Figures from the Maharashtra Transport Department reveal that private cars are the primary offenders, racking up 17.20 lakh challans — most for overspeeding — along the 95-kilometre corridor. They are followed by heavy goods vehicles with 3.27 lakh notices, buses and other heavy passenger carriers at 2.48 lakh, taxis with 2 lakh, and light commercial vehicles with 1.2 lakh recorded violations. Medium goods vehicles accounted for 85,468 challans, articulated trucks for 30,450, and medium passenger buses for 14,764.
Between July 19, 2024, and July 17, 2025, the Maharashtra Motor Vehicles Department issued these challans, according to a senior official who confirmed that recovery rates remain low despite the massive penalty figures.
Information obtained under the Right to Information Act by transporter K.V. Shetty further disclosed that ITMS operator Proctech Solutions ITMS LLP was paid ₹57.94 crore for processing 8.84 lakh e-challans between July and December 2024. Under the contract, the operator earns ₹654.90 per challan, inclusive of GST.

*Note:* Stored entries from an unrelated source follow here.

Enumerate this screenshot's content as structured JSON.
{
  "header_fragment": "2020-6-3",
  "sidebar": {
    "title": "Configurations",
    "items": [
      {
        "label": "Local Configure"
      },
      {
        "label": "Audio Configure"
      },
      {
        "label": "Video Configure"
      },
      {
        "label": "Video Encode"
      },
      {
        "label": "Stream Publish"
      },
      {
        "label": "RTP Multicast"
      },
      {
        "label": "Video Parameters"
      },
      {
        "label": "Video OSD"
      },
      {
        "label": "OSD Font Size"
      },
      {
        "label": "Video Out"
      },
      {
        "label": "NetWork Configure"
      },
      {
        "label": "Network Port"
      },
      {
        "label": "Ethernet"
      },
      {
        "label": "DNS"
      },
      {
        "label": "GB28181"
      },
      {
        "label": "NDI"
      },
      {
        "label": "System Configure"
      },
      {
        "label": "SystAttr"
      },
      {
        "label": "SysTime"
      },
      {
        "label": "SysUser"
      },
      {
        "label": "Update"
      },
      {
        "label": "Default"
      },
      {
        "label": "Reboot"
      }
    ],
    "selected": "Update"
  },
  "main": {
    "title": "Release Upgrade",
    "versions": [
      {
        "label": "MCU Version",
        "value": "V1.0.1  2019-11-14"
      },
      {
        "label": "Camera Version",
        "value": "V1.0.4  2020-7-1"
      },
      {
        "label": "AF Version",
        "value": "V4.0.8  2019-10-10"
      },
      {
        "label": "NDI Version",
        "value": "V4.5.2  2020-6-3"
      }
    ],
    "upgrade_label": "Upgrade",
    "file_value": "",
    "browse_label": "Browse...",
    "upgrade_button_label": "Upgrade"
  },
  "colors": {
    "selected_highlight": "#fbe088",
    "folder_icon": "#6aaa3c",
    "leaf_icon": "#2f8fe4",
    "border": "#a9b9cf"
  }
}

The ITMS — introduced to enhance road safety and enforce discipline — deploys AI-powered high-resolution cameras, automatic number plate recognition (ANPR), speed detection systems, weigh-in-motion sensors, weather monitoring tools, and a central command and control centre (CCC). A total of 40 gantries and hundreds of cameras line the expressway. The ₹100-crore project received ₹45 crore from the Road Safety Fund as viability gap funding.
Officials explained that all violation footage is first reviewed at the CCC before challans are cleared by the respective Regional Transport Offices. Offences range across 17 categories, with speeding, not wearing seatbelts, lane indiscipline, wrong-side driving, and mobile phone use among the most common.
One senior transport officer noted that the Khandala ghat section, a winding 10-kilometre stretch between Lonavala and Khalapur, has emerged as a particular hotspot for overspeeding, despite continuous surveillance.
“The system has brought unprecedented transparency and precision to enforcement,” the official said. “But the challenge remains in ensuring higher fine recovery rates and sustained behavioural change among motorists.”